The next morning, after spilling coffee on my t-shirt and slurping down some yummy oatmeal with raisins and almonds, I began the morning garden ritual. While watering the inpatients next to the house, I noticed some mortar between the bricks was missing, looking like it had been chiseled out. Weird. Pixie was pacing around, sniffing the ground, air, and looking generally annoyed. Hmmm. When I went around front, and stared in mild shock, as Storck the garden gnome had moved. He was on the other side of the petunias. Pixie hissed and had her tail hair in a bundle, it was obvious she did not like the gnome. I moved Storck back to where he was, and finished the day’s work.

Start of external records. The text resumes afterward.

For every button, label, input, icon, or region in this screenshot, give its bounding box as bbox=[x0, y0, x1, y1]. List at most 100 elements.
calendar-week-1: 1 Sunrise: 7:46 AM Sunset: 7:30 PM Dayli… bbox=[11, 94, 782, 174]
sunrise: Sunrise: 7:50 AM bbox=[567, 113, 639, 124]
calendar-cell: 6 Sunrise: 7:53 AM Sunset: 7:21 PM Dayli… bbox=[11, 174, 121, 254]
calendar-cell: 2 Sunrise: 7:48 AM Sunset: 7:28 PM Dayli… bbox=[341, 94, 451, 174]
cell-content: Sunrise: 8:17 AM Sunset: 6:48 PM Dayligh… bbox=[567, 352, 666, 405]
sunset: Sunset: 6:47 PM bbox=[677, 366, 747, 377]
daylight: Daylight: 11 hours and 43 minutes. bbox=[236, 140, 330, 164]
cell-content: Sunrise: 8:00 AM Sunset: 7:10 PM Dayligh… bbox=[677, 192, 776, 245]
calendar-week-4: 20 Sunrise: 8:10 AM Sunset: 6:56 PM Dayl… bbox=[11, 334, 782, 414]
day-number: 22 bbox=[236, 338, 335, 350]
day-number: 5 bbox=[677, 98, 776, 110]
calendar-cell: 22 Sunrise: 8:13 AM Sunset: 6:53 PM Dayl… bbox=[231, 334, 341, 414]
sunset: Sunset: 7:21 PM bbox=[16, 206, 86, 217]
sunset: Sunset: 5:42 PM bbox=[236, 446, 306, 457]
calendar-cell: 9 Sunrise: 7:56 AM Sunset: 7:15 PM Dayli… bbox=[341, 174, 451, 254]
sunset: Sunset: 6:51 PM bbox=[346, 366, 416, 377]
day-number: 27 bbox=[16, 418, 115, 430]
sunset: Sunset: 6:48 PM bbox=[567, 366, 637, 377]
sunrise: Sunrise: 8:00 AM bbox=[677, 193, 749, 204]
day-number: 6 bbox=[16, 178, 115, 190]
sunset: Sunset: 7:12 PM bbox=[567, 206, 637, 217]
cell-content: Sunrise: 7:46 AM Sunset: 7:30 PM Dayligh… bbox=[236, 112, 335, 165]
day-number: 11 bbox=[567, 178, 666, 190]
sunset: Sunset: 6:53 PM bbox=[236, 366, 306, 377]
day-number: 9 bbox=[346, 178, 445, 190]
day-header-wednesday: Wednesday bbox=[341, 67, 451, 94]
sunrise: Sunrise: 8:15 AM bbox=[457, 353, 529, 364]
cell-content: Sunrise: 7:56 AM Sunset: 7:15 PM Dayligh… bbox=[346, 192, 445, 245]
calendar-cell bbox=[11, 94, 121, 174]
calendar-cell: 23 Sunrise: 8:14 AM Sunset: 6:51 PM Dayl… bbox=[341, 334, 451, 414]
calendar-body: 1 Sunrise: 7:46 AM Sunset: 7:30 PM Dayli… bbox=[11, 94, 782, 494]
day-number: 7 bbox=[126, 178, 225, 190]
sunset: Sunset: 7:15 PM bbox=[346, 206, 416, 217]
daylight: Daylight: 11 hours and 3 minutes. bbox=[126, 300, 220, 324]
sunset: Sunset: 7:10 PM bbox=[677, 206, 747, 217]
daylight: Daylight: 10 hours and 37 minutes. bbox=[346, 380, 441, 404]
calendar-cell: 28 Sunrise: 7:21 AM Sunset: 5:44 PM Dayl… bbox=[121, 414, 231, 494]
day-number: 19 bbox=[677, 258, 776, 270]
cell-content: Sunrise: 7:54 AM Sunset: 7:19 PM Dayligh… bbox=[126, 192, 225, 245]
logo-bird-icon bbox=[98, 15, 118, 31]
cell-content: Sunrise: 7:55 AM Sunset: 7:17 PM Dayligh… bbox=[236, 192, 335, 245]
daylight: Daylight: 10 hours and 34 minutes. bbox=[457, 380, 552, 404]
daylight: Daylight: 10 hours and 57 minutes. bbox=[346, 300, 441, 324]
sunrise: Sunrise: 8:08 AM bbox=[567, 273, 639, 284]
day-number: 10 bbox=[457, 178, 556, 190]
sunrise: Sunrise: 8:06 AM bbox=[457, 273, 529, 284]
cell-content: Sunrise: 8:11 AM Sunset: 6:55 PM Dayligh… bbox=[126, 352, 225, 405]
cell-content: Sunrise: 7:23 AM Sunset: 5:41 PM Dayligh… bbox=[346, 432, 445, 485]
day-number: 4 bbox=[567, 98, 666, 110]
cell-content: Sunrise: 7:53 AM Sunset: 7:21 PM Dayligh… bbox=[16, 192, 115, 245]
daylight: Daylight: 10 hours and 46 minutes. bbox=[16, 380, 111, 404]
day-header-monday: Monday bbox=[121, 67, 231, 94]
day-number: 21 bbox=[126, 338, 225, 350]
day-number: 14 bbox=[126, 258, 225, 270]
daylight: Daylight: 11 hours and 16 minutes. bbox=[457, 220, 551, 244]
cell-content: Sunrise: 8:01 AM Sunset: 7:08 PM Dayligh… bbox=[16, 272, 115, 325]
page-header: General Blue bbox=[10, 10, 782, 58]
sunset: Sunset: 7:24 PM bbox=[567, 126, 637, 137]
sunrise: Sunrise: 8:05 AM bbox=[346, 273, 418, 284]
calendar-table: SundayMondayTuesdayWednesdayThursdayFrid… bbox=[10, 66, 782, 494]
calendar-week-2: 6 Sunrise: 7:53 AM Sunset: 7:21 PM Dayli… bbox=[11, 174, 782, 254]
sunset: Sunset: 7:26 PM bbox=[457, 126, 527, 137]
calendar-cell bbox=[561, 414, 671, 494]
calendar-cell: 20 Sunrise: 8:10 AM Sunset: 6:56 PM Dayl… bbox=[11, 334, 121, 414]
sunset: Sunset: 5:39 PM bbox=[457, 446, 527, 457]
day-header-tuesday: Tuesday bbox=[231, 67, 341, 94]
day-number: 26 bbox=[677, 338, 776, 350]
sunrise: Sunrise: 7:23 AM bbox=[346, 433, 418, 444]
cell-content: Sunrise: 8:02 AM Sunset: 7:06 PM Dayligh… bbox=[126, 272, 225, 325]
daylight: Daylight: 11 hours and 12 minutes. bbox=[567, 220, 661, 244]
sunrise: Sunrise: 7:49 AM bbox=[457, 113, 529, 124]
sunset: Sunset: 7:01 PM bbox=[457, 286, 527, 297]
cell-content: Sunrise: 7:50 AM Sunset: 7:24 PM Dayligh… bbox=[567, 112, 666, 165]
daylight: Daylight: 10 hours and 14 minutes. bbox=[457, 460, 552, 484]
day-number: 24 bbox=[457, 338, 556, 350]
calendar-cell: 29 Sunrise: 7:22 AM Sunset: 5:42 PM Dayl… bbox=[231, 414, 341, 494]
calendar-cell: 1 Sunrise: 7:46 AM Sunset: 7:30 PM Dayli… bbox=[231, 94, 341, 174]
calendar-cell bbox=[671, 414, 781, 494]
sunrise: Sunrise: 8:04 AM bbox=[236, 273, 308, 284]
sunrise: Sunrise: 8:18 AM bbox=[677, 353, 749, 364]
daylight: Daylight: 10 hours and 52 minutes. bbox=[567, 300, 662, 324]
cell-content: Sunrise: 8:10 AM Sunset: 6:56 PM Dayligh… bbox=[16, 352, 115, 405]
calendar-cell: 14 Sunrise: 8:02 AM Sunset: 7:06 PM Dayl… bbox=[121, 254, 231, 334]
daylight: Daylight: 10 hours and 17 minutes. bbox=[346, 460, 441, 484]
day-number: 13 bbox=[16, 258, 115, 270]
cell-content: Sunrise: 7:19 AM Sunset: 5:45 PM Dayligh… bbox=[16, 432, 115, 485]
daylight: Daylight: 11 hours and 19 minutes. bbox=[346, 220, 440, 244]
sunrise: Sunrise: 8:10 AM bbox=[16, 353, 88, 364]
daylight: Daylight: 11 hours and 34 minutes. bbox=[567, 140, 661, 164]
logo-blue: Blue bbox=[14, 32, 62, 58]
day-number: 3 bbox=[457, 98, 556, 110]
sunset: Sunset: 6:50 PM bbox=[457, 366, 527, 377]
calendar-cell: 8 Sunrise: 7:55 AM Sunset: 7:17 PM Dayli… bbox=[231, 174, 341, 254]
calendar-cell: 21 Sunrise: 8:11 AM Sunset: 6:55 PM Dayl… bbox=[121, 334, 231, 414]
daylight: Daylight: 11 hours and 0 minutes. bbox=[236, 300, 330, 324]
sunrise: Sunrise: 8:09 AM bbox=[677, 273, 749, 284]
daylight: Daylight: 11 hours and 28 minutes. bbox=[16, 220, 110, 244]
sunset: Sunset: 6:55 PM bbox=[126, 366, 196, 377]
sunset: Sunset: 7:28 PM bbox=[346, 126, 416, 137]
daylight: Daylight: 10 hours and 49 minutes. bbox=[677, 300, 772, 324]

That night I was awoken by a faint, but distinct, gnawing sound. I opened the door, let Pixie out, and pointed a flashlight in the general direction of the sound. Storck! I screamed. The garden gnome scurried around the corner of the house, Pixie hot on his tail. I scrambled and fumbled for my robe and slippers, noting it was 2:30am on the faint red clock. When I reached the front of the house, Pixie had Stock cornered, the garden gnome looking positively immobile, like the painted concrete statuary he is. But he had no time or place to hide the evidence, the mortar from between the bricks was stuck to his little painted teeth.
The next morning, I did what had to be done. After a half hour drive deep into the forest, there appeared a small cave in the side of a moss-covered hill. In the quite of the morning mist, I took Storck out of the box where I’d kept him sealed the rest of the night, and placed him in the mouth of the cave. Walking gingerly back to the car, watching over my tensed shoulder, Storck stared blankly, giving me the chills.
That was a year ago. To this day, Pixie the cat will occasionally stare intently into the forest, in the general direction where Storck was returned to the wild. Her hair will stand up, and I wonder what she senses.